The dominant narrative in AI development has been one of scale: bigger models, more parameters, more compute, more capability. MiniMax, the Shanghai-based AI company, is betting that this narrative is incomplete — that the future of AI deployment lies not in ever-larger cloud-based models but in efficient, capable models that can run on the devices people already carry in their pockets.
The company's ABAB model, released on April 10, 2026, is the most compelling argument yet for this thesis. ABAB achieves performance comparable to GPT-4 on standard benchmarks while requiring only 7 billion parameters — roughly one-thirtieth the size of the models it competes with. This efficiency is not achieved through capability sacrifice but through architectural innovations that allow the model to do more with less.
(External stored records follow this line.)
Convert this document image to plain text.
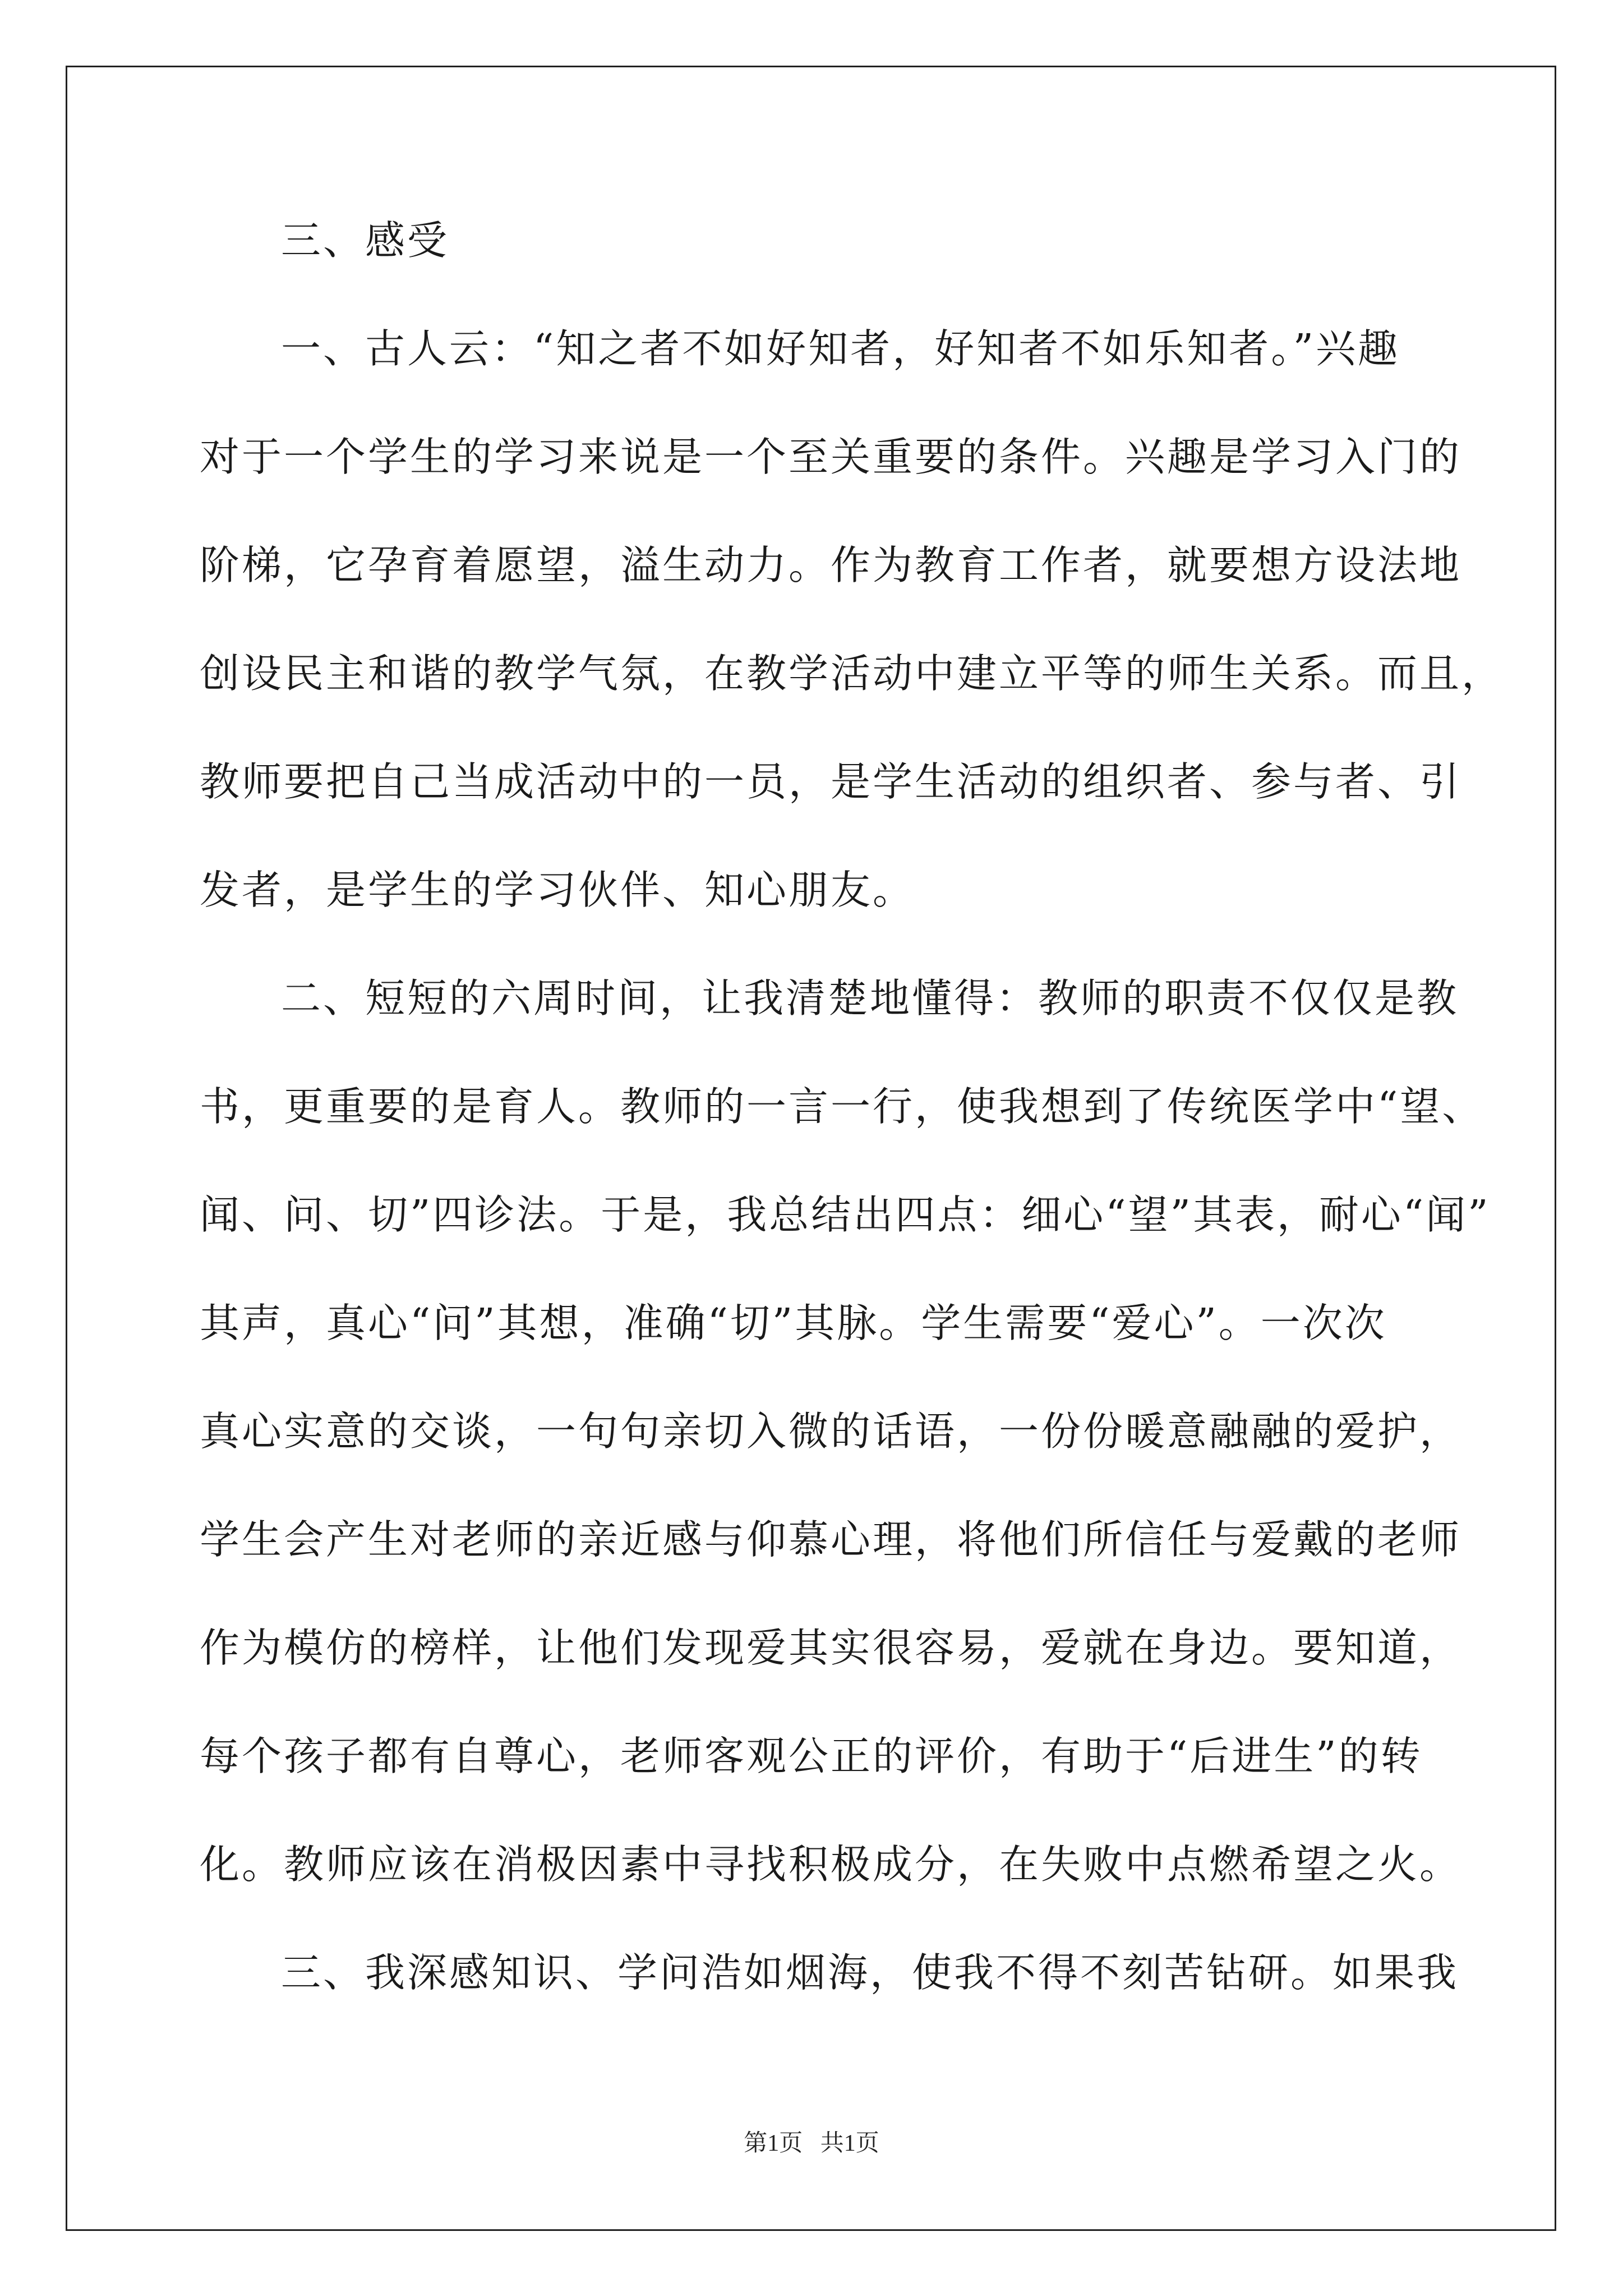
三、感受
一、古人云：“知之者不如好知者，好知者不如乐知者。”兴趣
对于一个学生的学习来说是一个至关重要的条件。兴趣是学习入门的
阶梯，它孕育着愿望，溢生动力。作为教育工作者，就要想方设法地
创设民主和谐的教学气氛，在教学活动中建立平等的师生关系。而且，
教师要把自己当成活动中的一员，是学生活动的组织者、参与者、引
发者，是学生的学习伙伴、知心朋友。
二、短短的六周时间，让我清楚地懂得：教师的职责不仅仅是教
书，更重要的是育人。教师的一言一行，使我想到了传统医学中“望、
闻、问、切”四诊法。于是，我总结出四点：细心“望”其表，耐心“闻”
其声，真心“问”其想，准确“切”其脉。学生需要“爱心”。一次次
真心实意的交谈，一句句亲切入微的话语，一份份暖意融融的爱护，
学生会产生对老师的亲近感与仰慕心理，将他们所信任与爱戴的老师
作为模仿的榜样，让他们发现爱其实很容易，爱就在身边。要知道，
每个孩子都有自尊心，老师客观公正的评价，有助于“后进生”的转
化。教师应该在消极因素中寻找积极成分，在失败中点燃希望之火。
三、我深感知识、学问浩如烟海，使我不得不刻苦钻研。如果我
第1页   共1页
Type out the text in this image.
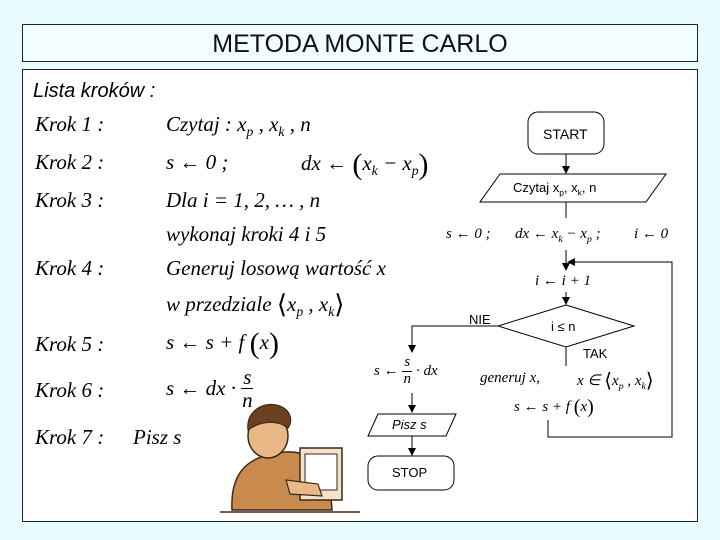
METODA MONTE CARLO
Lista kroków :
Krok 1 :	Czytaj : $x_p$ , $x_k$ , n
Krok 2 :	s ← 0 ;	dx ← $(x_k - x_p)$
Krok 3 :	Dla i = 1, 2, … , n
wykonaj kroki 4 i 5
Krok 4 :	Generuj losową wartość x
w przedziale $⟨x_p$ , $x_k⟩$
Krok 5 :	s ← s + f (x)
Krok 6 :	s ← dx · $\frac{s}{n}$
Krok 7 : Pisz s
START
Czytaj $x_p$, $x_k$, n
s ← 0 ; dx ← $x_k - x_p$ ; i ← 0
i ← i + 1
i ≤ n
NIE
TAK
generuj x, x ∈ $⟨x_p$ , $x_k⟩$
s ← s + f (x)
s ← $\frac{s}{n}$ · dx
Pisz s
STOP
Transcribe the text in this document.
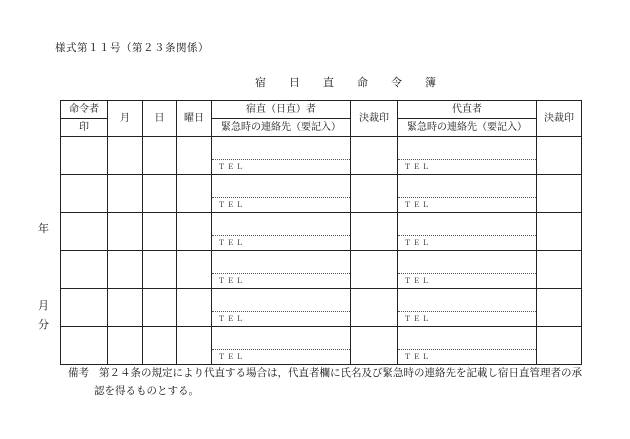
様式第１１号（第２３条関係）
宿　日　直　命　令　簿
年
月
分
命令者	月	日	曜日	宿直（日直）者	決裁印	代直者	決裁印
印				緊急時の連絡先（要記入）		緊急時の連絡先（要記入）	

				ＴＥＬ		ＴＥＬ	

				ＴＥＬ		ＴＥＬ	

				ＴＥＬ		ＴＥＬ	

				ＴＥＬ		ＴＥＬ	

				ＴＥＬ		ＴＥＬ	

				ＴＥＬ		ＴＥＬ	

備考 第２４条の規定により代直する場合は，代直者欄に氏名及び緊急時の連絡先を記載し宿日直管理者の承
認を得るものとする。
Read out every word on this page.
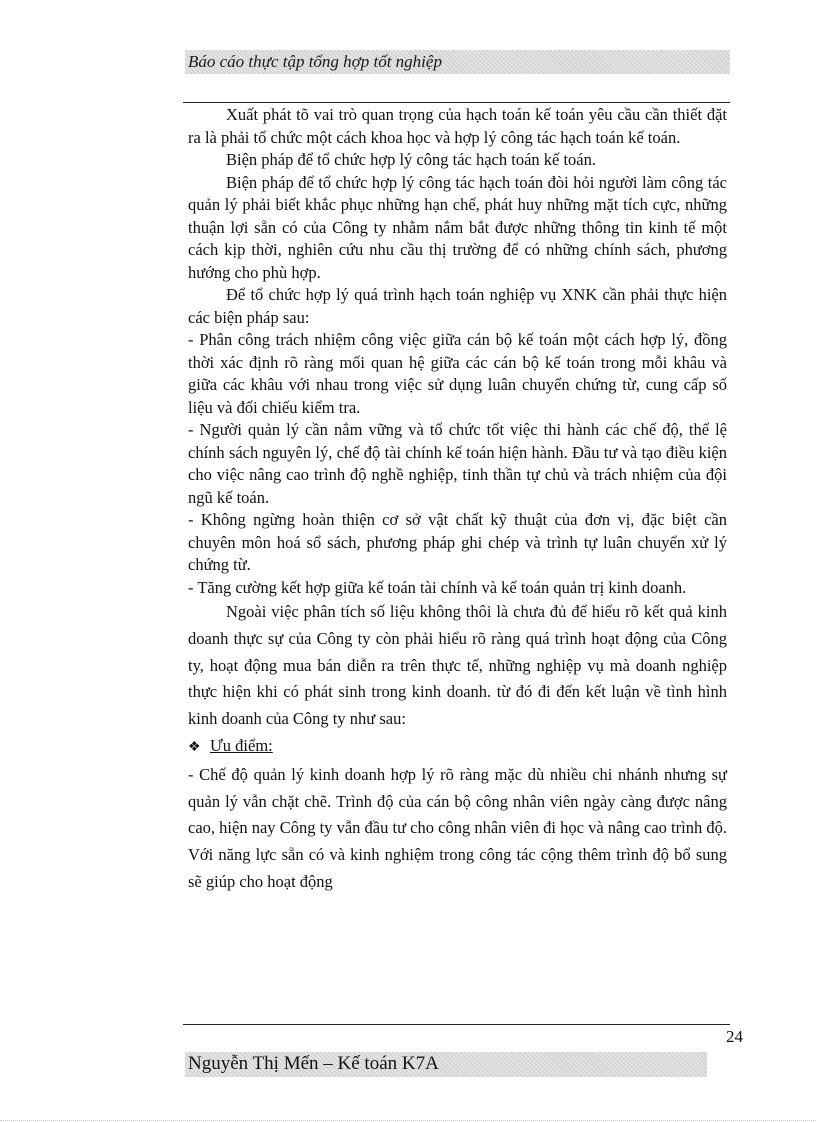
Báo cáo thực tập tổng hợp tốt nghiệp

Xuất phát tõ vai trò quan trọng của hạch toán kế toán yêu cầu cần thiết đặt ra là phải tổ chức một cách khoa học và hợp lý công tác hạch toán kế toán.

Biện pháp để tổ chức hợp lý công tác hạch toán kế toán.

Biện pháp để tổ chức hợp lý công tác hạch toán đòi hỏi người làm công tác quản lý phải biết khắc phục những hạn chế, phát huy những mặt tích cực, những thuận lợi sẵn có của Công ty nhằm nắm bắt được những thông tin kinh tế một cách kịp thời, nghiên cứu nhu cầu thị trường để có những chính sách, phương hướng cho phù hợp.

Để tổ chức hợp lý quá trình hạch toán nghiệp vụ XNK cần phải thực hiện các biện pháp sau:

- Phân công trách nhiệm công việc giữa cán bộ kế toán một cách hợp lý, đồng thời xác định rõ ràng mối quan hệ giữa các cán bộ kế toán trong mỗi khâu và giữa các khâu với nhau trong việc sử dụng luân chuyển chứng từ, cung cấp số liệu và đối chiếu kiểm tra.

- Người quản lý cần nắm vững và tổ chức tốt việc thi hành các chế độ, thể lệ chính sách nguyên lý, chế độ tài chính kế toán hiện hành. Đầu tư và tạo điều kiện cho việc nâng cao trình độ nghề nghiệp, tinh thần tự chủ và trách nhiệm của đội ngũ kế toán.

- Không ngừng hoàn thiện cơ sở vật chất kỹ thuật của đơn vị, đặc biệt cần chuyên môn hoá sổ sách, phương pháp ghi chép và trình tự luân chuyển xử lý chứng từ.

- Tăng cường kết hợp giữa kế toán tài chính và kế toán quản trị kinh doanh.

Ngoài việc phân tích số liệu không thôi là chưa đủ để hiểu rõ kết quả kinh doanh thực sự của Công ty còn phải hiểu rõ ràng quá trình hoạt động của Công ty, hoạt động mua bán diễn ra trên thực tế, những nghiệp vụ mà doanh nghiệp thực hiện khi có phát sinh trong kinh doanh. từ đó đi đến kết luận về tình hình kinh doanh của Công ty như sau:

❖ Ưu điểm:

- Chế độ quản lý kinh doanh hợp lý rõ ràng mặc dù nhiều chi nhánh nhưng sự quản lý vẫn chặt chẽ. Trình độ của cán bộ công nhân viên ngày càng được nâng cao, hiện nay Công ty vẫn đầu tư cho công nhân viên đi học và nâng cao trình độ. Với năng lực sẵn có và kinh nghiệm trong công tác cộng thêm trình độ bổ sung sẽ giúp cho hoạt động

24
Nguyễn Thị Mến – Kế toán K7A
The Architecture Behind the Efficiency
ABAB's efficiency stems from several architectural innovations that MiniMax's research team has developed over the past two years. The most significant is a novel attention mechanism that reduces the computational complexity of processing long sequences from quadratic to near-linear, allowing the model to handle context windows of up to 200,000 tokens despite its small size.
The model also employs aggressive knowledge distillation techniques, training the small model to replicate the outputs of much larger teacher models across a carefully curated set of tasks. This allows ABAB to benefit from the knowledge encoded in frontier models without requiring the compute to train at that scale.

Performance on Consumer Hardware
The practical implications of ABAB's efficiency are significant. The model can run at full speed on a smartphone with 8GB of RAM, achieving response times of under 500 milliseconds for typical queries. On a laptop with a dedicated GPU, it runs even faster. This means that applications built on ABAB can provide AI assistance without requiring a network connection — a significant advantage for privacy-sensitive applications and for users in regions with limited connectivity.
Data Visualization
ABAB vs. Cloud Models: Performance per Compute Unit
- ABAB (7B)
- GPT-4o (175B)
- Claude 3 Haiku
"The most powerful AI is not the one running in a data center — it's the one that's always with you, always available, and never sends your data to a server you don't control."
— Yan Junjie, CEO, MiniMax
Applications and Market Opportunity
MiniMax is targeting several specific market segments with ABAB. In consumer applications, the model enables AI assistants that work offline, AI-powered photo editing that processes images on-device, and real-time translation that doesn't require a data connection. In enterprise applications, ABAB enables deployment on edge devices in manufacturing, healthcare, and logistics environments where cloud connectivity is unreliable or prohibited for security reasons.
The healthcare opportunity is particularly significant. Medical devices that incorporate AI assistance — from diagnostic imaging tools to patient monitoring systems — face strict regulatory requirements around data privacy that make cloud-based AI difficult to deploy. ABAB's ability to run on-device means that AI assistance can be integrated into medical workflows without the data leaving the hospital's network.
MiniMax has already signed partnership agreements with several major smartphone manufacturers, including partnerships with two of the top five Android OEMs by global market share. These partnerships will see ABAB integrated into the default AI assistant features of hundreds of millions of devices over the next 18 months, giving the model a distribution advantage that is difficult for competitors to match.